For centuries, parents have been obsessing over what their teenager daughters are doing when unsupervised. In Dr. Leonard Sax’s article “Inside the Dangerously Empty Lives of Teenage Girls” Sax covers what he believes as the way teenage girls act today. In this article most of Dr. Sax’s opinions were biased. This article response covers the anxiety in teenage girls today, rising sexual activity, and regulating your child’s time on a computer and how most of these issues he discusses are not true, or blown out of proportion. Some of these topics have been proven true but most are American statistics or examples.

The first issue in Dr. Sax’s article is the anxiety levels of teenage girls. This is true to some degree, as girls generally have more things to worry about then young boys. Dr. Sax states that when you “sit down and talk to a girl, she will tell you that she’s waking up at 2 am upset about the pizza that she ate for dinner”. Girls also have a lot more pressure put on them in school and teams, since they tend to be more hard working and focused then a teenage boy. One of the things that wasn’t correct in this article was that Sax claims that 36% of girls “self mutilate” (cutting, burning, etc) but the statistics also said that this survey came from Yale university. Sax tries to manipulate the American statistics into a Canadian article.

The second issue that was mostly false was the rising sexual activity in teenage girls. Dr. Sax claims that girls who are 12-13 provide sexual favors to 17-18 yr old boys. This may be true to some extent but the part about girls “cornering boys” and begging to perform oral sex on them is highly untrue. Also Sax states that he got that information from a letter from a student in California. Again, Sax tries to include this information in a Canadian article. In this article he also discusses how teenage girls “regard sex as a commodity that girls provide to boys”. In many ways this can be true and this warped thinking leads to girls having troubles with anxiety.
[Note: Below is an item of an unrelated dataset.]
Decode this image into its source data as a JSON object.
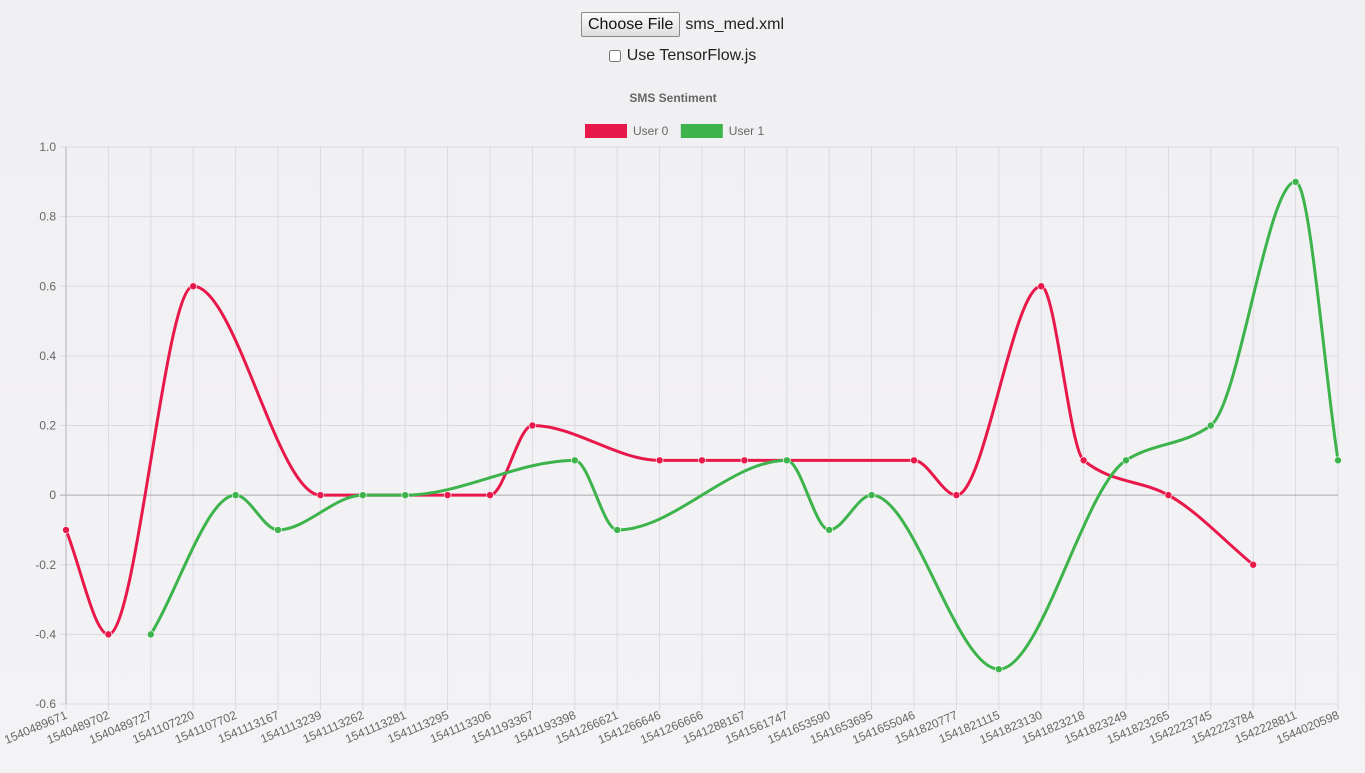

The last issue with this article was how Sax states that if you want to keep your teenage girl safe, limit their time on computers or cell phones by “no more then 30 minutes on school nights.” And “monitoring software to know what your daughters doing online.” These ideas are a complete invasion of privacy and it doesn’t matter what a parent does or says, if a child wants to do something, they will, they just get better at lying. This statement is also very sexist because Sax doesn’t mention anything about not letting teenage boys be on the computer, and generally boys spend a lot more time playing video games or even looking at pornography.


Dr. Sax’s article may cover some true points in the Canadian society, but the majority of it is highly false. It seems a little unfair to have American statistics and manipulate them into a Canadian article in which Canadian families and parents read and now will stress about what their children might be doing.